George Clooney, dont il faut saluer le courage et la ténacité, va organiser avec Google un système de surveillance satellite public de la région pour suivre les expéditions et les exactions de l’armée soudanaise ; cette armée n’aura donc plus besoins des éventuelles données chinoises et russes pour suivre les déplacements de ses opposants ! L’enfer est pavé de bonnes intentions ; à force de ne pas vouloir prendre d’autre position que celle de la bonne conscience et ne pas prendre la mesure des causes politiques de la catastrophe humanitaire… on emboite inévitablement le pas des Nations Unies dont l’objectif n’est pas la paix mais le silence des canons.

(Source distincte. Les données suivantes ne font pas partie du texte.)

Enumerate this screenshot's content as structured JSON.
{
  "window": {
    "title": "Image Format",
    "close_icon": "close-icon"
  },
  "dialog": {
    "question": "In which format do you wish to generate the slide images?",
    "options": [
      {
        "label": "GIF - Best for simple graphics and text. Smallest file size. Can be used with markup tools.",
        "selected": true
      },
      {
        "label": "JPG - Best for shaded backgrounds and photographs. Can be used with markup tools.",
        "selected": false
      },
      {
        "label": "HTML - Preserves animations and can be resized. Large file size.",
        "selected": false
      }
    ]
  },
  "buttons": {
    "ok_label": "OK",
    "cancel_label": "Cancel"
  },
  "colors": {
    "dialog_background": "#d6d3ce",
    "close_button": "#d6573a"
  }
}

Reste qu’il avait à Paris le président du SLM, un mouvement qui appelle à un Soudan démocratique et laïc, et qu’il y avait subi d’incroyables pressions pour aller à Doha… La France continue à appeler à des négociations dans une salle vide d’interlocuteurs. D’une part elle n’a jamais eu l’oreille du gouvernement soudanais et d’autre part n’a jamais aidé les résistants, pas même pour la formation de cadres ; bref, une politique perdant perdant. En la matière, la France est rarement en manque pour rater un métro. Elle a même salué le calme des élections soudanaises qui furent un tel simulacre que les observateurs internationaux avaient quitté le pays en signe de protestation. Au contraire de ce qu’on peut voir pour la Côte d’Ivoire il n’y a pas eu de grande crise pour le Soudan ni pour l’Iran ; ce doit être le courage des faibles à moins qu’il y ait d’autres intérêts.
*Richard Rossin est ancien secrétaire général de MSF, co fondateur de Médecins du Monde.